Depuis sa création en décembre 2006, l'indice olympique Dow Jones a perdu 30% de sa valeur. Malgré tout, il a battu presque tous les indices de référence nord-américains et mondiaux. Durant la même période, l'indice américain S & P 500 a perdu 53 %, la Bourse de Toronto 41 % et l'indice mondial Morgan Stanley 53%. Seul l'indice de la Bourse de Shanghai a fait mieux que l'indice olympique Dow Jones, perdant 17% de sa valeur depuis décembre 2006.

«L'indice olympique n'est pas immunisé contre les tendances générales du marché, dit John Prestbo. Quand ça va mal en Bourse, le facteur olympique n'est pas nécessairement une protection (contre des pertes).»

Les investisseurs qui ont misé sur l'indice olympique Dow Jones à un an des Jeux de Pékin ont toutefois gagné leur pari. Entre août 2007 et août 2008, l'indice olympique a gagné 5,4% alors que la Bourse de Shanghai encaissait des pertes de 38 %. Retirer ses billets à la veille des Jeux permet-il de maximiser son investissement dans l'indice olympique ? Après une seule olympiade, il est trop tôt pour tirer des conclusions définitives, mais l'inventeur de l'indice est optimiste. «Comme l'indice a obtenu d'excellents résultats avant les Jeux, c'est toutefois une hypothèse valide», dit John Prestbo.

Points d'interrogation

Même si l'indice olympique Dow Jones a battu la plupart des indices de référence, l'analyste boursier Jean-René Ouellet met les investisseurs en garde contre certaines de ses particularités. «La dynamique de l'indice olympique Dow Jones est intéressante, mais l'indice est très mal diversifié», dit l'analyste du groupe conseil en portefeuilles de Valeurs mobilières Desjardins.

Jean-René Ouellet s'inquiète de la surpondération de l'indice olympique Dow Jones dans plusieurs secteurs, notamment la consommation discrétionnaire (21% contre 5% au TSX et 8% au S & P 500), la consommation durable (19% contre 4% au TSX et 14% au S & P 500) et le secteur industriel (23% contre 6% au TSX et 10 % au S & P 500).
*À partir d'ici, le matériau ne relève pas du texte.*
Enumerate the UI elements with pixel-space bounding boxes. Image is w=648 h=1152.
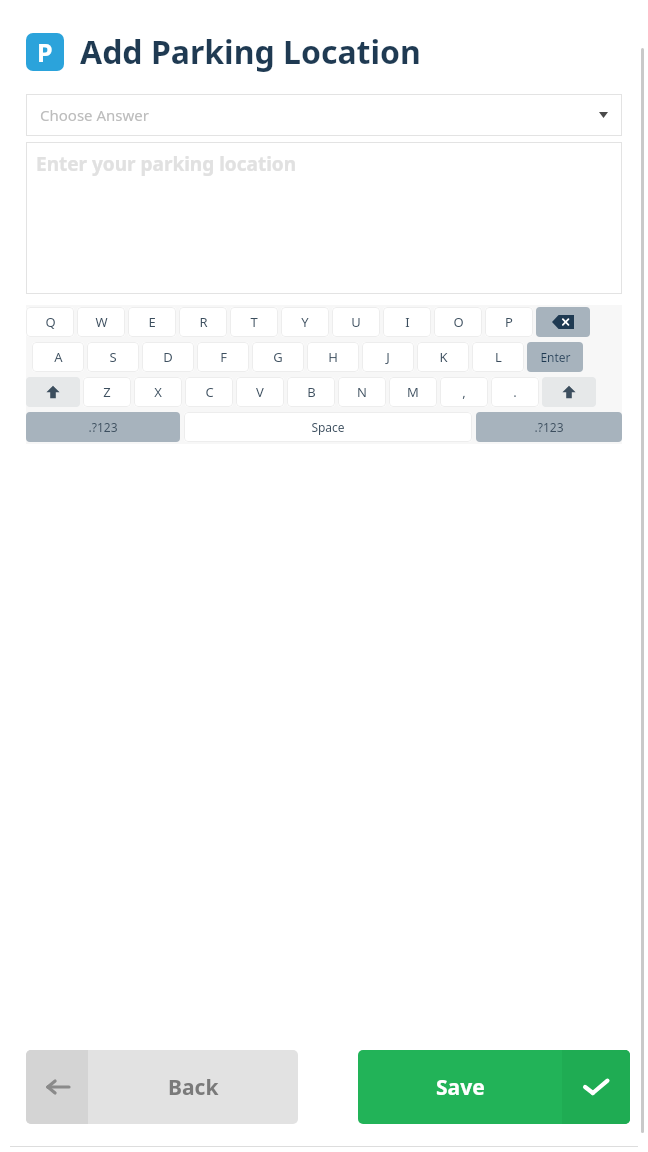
- button[interactable]: U: [332, 307, 380, 337]
- button[interactable]: Shift: [26, 377, 80, 407]
- staticText: Save: [436, 1073, 485, 1102]
- staticText: S: [109, 348, 117, 366]
- button[interactable]: Save: [358, 1050, 630, 1124]
- staticText: O: [453, 313, 464, 331]
- staticText: I: [405, 313, 410, 331]
- staticText: Enter: [540, 349, 571, 365]
- button[interactable]: .: [491, 377, 539, 407]
- staticText: ,: [462, 383, 466, 401]
- staticText: Z: [103, 383, 111, 401]
- staticText: U: [351, 313, 361, 331]
- button[interactable]: Shift: [542, 377, 596, 407]
- button[interactable]: O: [434, 307, 482, 337]
- staticText: L: [495, 348, 502, 366]
- staticText: .?123: [534, 419, 564, 435]
- staticText: Choose Answer: [40, 105, 599, 125]
- button[interactable]: S: [87, 342, 139, 372]
- button[interactable]: Enter: [527, 342, 583, 372]
- staticText: N: [357, 383, 367, 401]
- button[interactable]: Q: [26, 307, 74, 337]
- button[interactable]: X: [134, 377, 182, 407]
- staticText: W: [95, 313, 108, 331]
- staticText: C: [205, 383, 214, 401]
- button[interactable]: R: [179, 307, 227, 337]
- button[interactable]: V: [236, 377, 284, 407]
- button[interactable]: I: [383, 307, 431, 337]
- staticText: Y: [301, 313, 309, 331]
- button[interactable]: ,: [440, 377, 488, 407]
- button[interactable]: M: [389, 377, 437, 407]
- button[interactable]: H: [307, 342, 359, 372]
- button[interactable]: Back: [26, 1050, 298, 1124]
- button[interactable]: G: [252, 342, 304, 372]
- button[interactable]: P: [485, 307, 533, 337]
- button[interactable]: .?123: [476, 412, 622, 442]
- staticText: K: [439, 348, 448, 366]
- staticText: F: [220, 348, 227, 366]
- button[interactable]: Backspace: [536, 307, 590, 337]
- staticText: .?123: [88, 419, 118, 435]
- staticText: P: [505, 313, 513, 331]
- button[interactable]: D: [142, 342, 194, 372]
- button[interactable]: J: [362, 342, 414, 372]
- staticText: Enter your parking location: [36, 151, 297, 177]
- staticText: B: [307, 383, 316, 401]
- button[interactable]: Z: [83, 377, 131, 407]
- button[interactable]: E: [128, 307, 176, 337]
- staticText: V: [256, 383, 264, 401]
- staticText: T: [250, 313, 258, 331]
- staticText: D: [163, 348, 173, 366]
- staticText: G: [273, 348, 283, 366]
- button[interactable]: B: [287, 377, 335, 407]
- staticText: .: [513, 383, 517, 401]
- button[interactable]: Choose Answer: [26, 94, 622, 136]
- staticText: P: [37, 35, 53, 69]
- button[interactable]: .?123: [26, 412, 180, 442]
- staticText: X: [154, 383, 162, 401]
- staticText: E: [148, 313, 156, 331]
- button[interactable]: K: [417, 342, 469, 372]
- button[interactable]: N: [338, 377, 386, 407]
- button[interactable]: C: [185, 377, 233, 407]
- button[interactable]: Enter your parking location: [26, 142, 622, 294]
- button[interactable]: Space: [184, 412, 472, 442]
- staticText: Space: [311, 419, 345, 435]
- staticText: Add Parking Location: [80, 30, 421, 74]
- button[interactable]: Y: [281, 307, 329, 337]
- staticText: A: [54, 348, 63, 366]
- staticText: Back: [168, 1073, 219, 1102]
- button[interactable]: F: [197, 342, 249, 372]
- staticText: M: [407, 383, 419, 401]
- staticText: R: [199, 313, 208, 331]
- staticText: H: [328, 348, 338, 366]
- staticText: Q: [45, 313, 56, 331]
- button[interactable]: W: [77, 307, 125, 337]
- button[interactable]: L: [472, 342, 524, 372]
- button[interactable]: A: [32, 342, 84, 372]
- button[interactable]: T: [230, 307, 278, 337]
- staticText: J: [386, 348, 390, 366]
L'indice olympique ne contient aussi aucun titre dans le secteur de la santé et des télécommunications. « En temps de récession, les gens réduisent considérablement leur consommation discrétionnaire, un secteur où l'indice olympique est très surpondéré, dit-il. Les gens changent leur comportement durant une récession. Ils ne commenceront pas à rénover leur maison parce que Rona remet des médailles olympiques. »

L'analyste boursier note aussi quelques titres en difficulté au sein de l'indice olympique : GM, Samsung, CanWest Global Communications et Teck Cominco, pour ne nommer que ceux-là. Bref, s'il trouve l'exercice olympique de Dow Jones intéressant, Jean-René Ouellet demeure sceptique. «Intuitivement, ça semble bon, mais il y a quelques points d'interrogation quand on gratte un peu, dit-il. Et il ne faut pas oublier que créer des indices, c'est une industrie pour

Dow Jones.»

Le créateur de l'indice olympique Dow Jones, John Prestbo, incite aussi à la prudence les investisseurs canadiens atteints de fièvre olympique. Aussi amusant soit-il, son indice n'a pas été conçu afin d'y faire fructifier tout son portefeuille boursier. «Ça demeure un véhicule d'investissement secondaire, dit-il. C'est une bonne façon d'avoir un peu plaisir en investissant tout en bénéficiant d'un phénomène économique réel, dit-il. On peut investir dans l'indice olympique pour essayer de majorer ses rendements, mais on ne doit pas y investir tout

son argent.»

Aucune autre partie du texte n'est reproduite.